Although they are not Shia, President Joseph Aoun and Prime Minister Nawaf Salam must step up and treat the Shia of Lebanon as Lebanese citizens—not as a separate entity. Invite Hezbollah to surrender its arms and give it a deadline. If it does not, rally the Lebanese and the army to disarm Hezbollah, forcefully if need be. If pro-Iran Shia are crazy enough and enjoy suicide from time to time, the state should not let them drag Lebanon into their endless infernos.

Islamist Iran may strike a deal with America—or it may not. Aoun and Salam have thus far waited and watched. If a deal is reached, they will avoid confronting Hezbollah. If no deal is made and Iran is struck, they will likely intensify pressure on Hezbollah to disarm.

 

Regardless, Beirut must act to disarm Hezbollah—with or without an American nuclear agreement with Iran. Aoun and Salam can rescue Lebanon from regional conflagration by neutralizing the militia. If they fail to do so, no amount of reconstruction or reform will be enough to fix the country.
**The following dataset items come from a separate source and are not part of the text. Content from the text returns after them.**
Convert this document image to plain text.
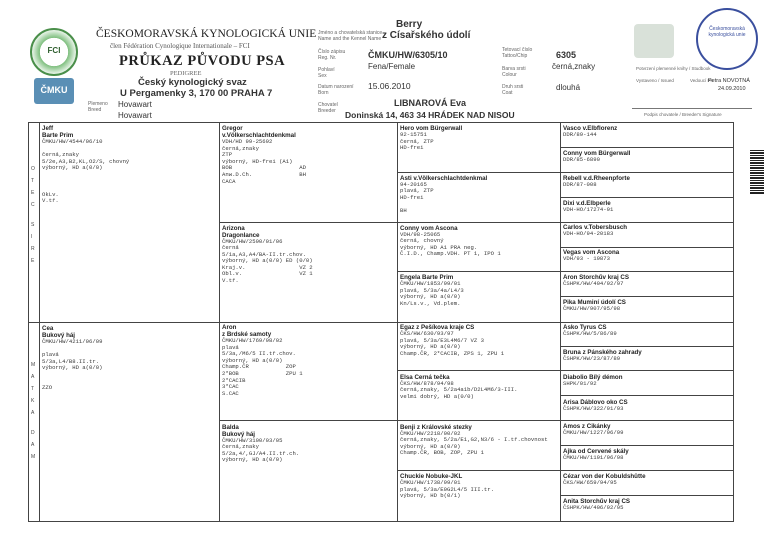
FCI
ČMKU
ČESKOMORAVSKÁ KYNOLOGICKÁ UNIE
člen Fédération Cynologique Internationale – FCI
PRŮKAZ PŮVODU PSA
PEDIGREE
Český kynologický svaz
U Pergamenky 3, 170 00 PRAHA 7
Plemeno
Breed
Hovawart
Hovawart
Jméno a chovatelská stanice
Name and the Kennel Name
Číslo zápisu
Reg. Nr.
Pohlaví
Sex
Datum narození
Born
Chovatel
Breeder
Berry
z Císařského údolí
ČMKU/HW/6305/10
Fena/Female
15.06.2010
LIBNAROVÁ Eva
Doninská 14, 463 34 HRÁDEK NAD NISOU
Tetovací číslo
Tattoo/Chip
Barva srsti
Colour
Druh srsti
Coat
6305
černá,znaky
dlouhá
Českomoravská kynologická unie
Potvrzení plemenné knihy / Studbook
Vystaveno / Issued	Vedoucí PK
Petra NOVOTNÁ
24.09.2010
Podpis chovatele / Breeder's Signature
O
T
E
C
S
I
R
E
M
A
T
K
A
D
A
M
Jeff
Barte Prim
ČMKU/HW/4544/06/10

černá,znaky
5/2e,A3,B2,KL,O2/S, chovný
výborný, HD a(0/0)

OkLv.
V.tř.
Cea
Bukový háj
ČMKU/HW/4211/06/09

plavá
5/3a,L4/B8.II.tr.
výborný, HD a(0/0)

ZZO
Gregor
v.Völkerschlachtdenkmal
VDH/HD 99-25692
černá,znaky
ZTP
výborný, HD-frei (A1)
BOB                    AD
Anw.D.Ch.              BH
CACA
Arizona
Dragonlance
ČMKU/HW/2590/01/06
černá
5/1a,A3,A4/BA-II.tr.chov.
výborný, HD a(0/0) ED (0/0)
Kraj.v.                VZ 2
Obl.v.                 VZ 1
V.tř.
Aron
z Brdské samoty
ČMKU/HW/1769/98/02
plavá
5/3a,/M6/5 II.tř.chov.
výborný, HD a(0/0)
Champ.ČR           ZOP
2*BOB              ZPU 1
2*CACIB
3*CAC
S.CAC
Balda
Bukový háj
ČMKU/HW/3100/03/05
černá,znaky
5/2a,4/,GJ/A4.II.tř.ch.
výborný, HD a(0/0)
Hero vom Bürgerwall
92-15751
černá, ZTP
HD-frei
Asti v.Völkerschlachtdenkmal
94-20165
plavá, ZTP
HD-frei

BH
Conny vom Ascona
VDH/98-25065
černá, chovný
výborný, HD A1 PRA neg.
Č.I.D., Champ.VDH. PT 1, IPO 1
Engela Barte Prim
ČMKU/HW/1853/99/01
plavá, 5/3a/4a/L4/3
výborný, HD a(0/0)
Kn/Ls.v., Vd.plem.
Egaz z Pešíkova kraje CS
ČKS/HW/630/93/97
plavá, 5/3a/E3L4M6/7 VZ 3
výborný, HD a(0/0)
Champ.ČR, 2*CACIB, ZPS 1, ZPU 1
Elsa Černá tečka
ČKS/HW/878/94/98
černá,znaky, 5/2a4a1b/D2L4M6/3-III.
velmi dobrý, HD a(0/0)
Benji z Královské stezky
ČMKU/HW/2218/00/02
černá,znaky, 5/2a/E1,G2,N3/6 - I.tř.chovnost
výborný, HD a(0/0)
Champ.ČR, BOB, ZOP, ZPU 1
Chuckie Nobuke-JKL
ČMKU/HW/1738/99/01
plavá, 5/3a/E0G2L4/5 III.tr.
výborný, HD b(0/1)
Vasco v.Elbflorenz
DDR/89-144
Conny vom Bürgerwall
DDR/85-6890
Rebell v.d.Rheenpforte
DDR/87-008
Dixi v.d.Elbperle
VDH-HO/17274-91
Carlos v.Tobersbusch
VDH-HO/94-20183
Vegas vom Ascona
VDH/93 - 19873
Aron Štorchův kraj CS
ČSHPK/HW/404/92/97
Pika Muminí údolí CS
ČMKU/HW/907/95/98
Asko Tyrus CS
ČSHPK/HW/5/86/89
Bruna z Pánského zahrady
ČSHPK/HW/23/87/89
Diabolio Bílý démon
SHPK/01/92
Arisa Ďáblovo oko CS
ČSHPK/HW/322/91/93
Amos z Cikánky
ČMKU/HW/1227/96/99
Ajka od Červené skály
ČMKU/HW/1191/96/98
Cézar von der Kobuldshütte
ČKS/HW/659/94/95
Anita Štorchův kraj CS
ČSHPK/HW/406/92/95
As for Lebanon’s pro-Iran Shia, they must reexamine the fallacies they continue to peddle day and night. The claim that Hezbollah’s arms protect them has proven false. When it came to facing Israel, the Jewish state chewed up Hezbollah and spat it out—killing Nasrallah and dozens of his lieutenants, razing Hezbollah strongholds, and seizing five strategic hills.

 

If Hezbollah’s weapons were meant for defense, they failed. Instead, they brought death and destruction to Lebanon and the Shia.

The late Hassan Nasrallah often mocked the adage that “Lebanon’s strength lies in its weakness,” insisting instead that Hezbollah’s might had empowered Lebanon and deterred Israel. So where is Nasrallah now, and what remains of his theory about Lebanon’s strength? Nasrallah is dead, and with him, Lebanon must bury the flawed thinking that overestimated the power of Hezbollah and the state it claimed to serve.

Lebanon’s strength does indeed lie in its weakness—in its distance from regional entanglements. The sooner Aoun and Salam realize this and act swiftly to disarm Hezbollah, the safer Lebanon will be.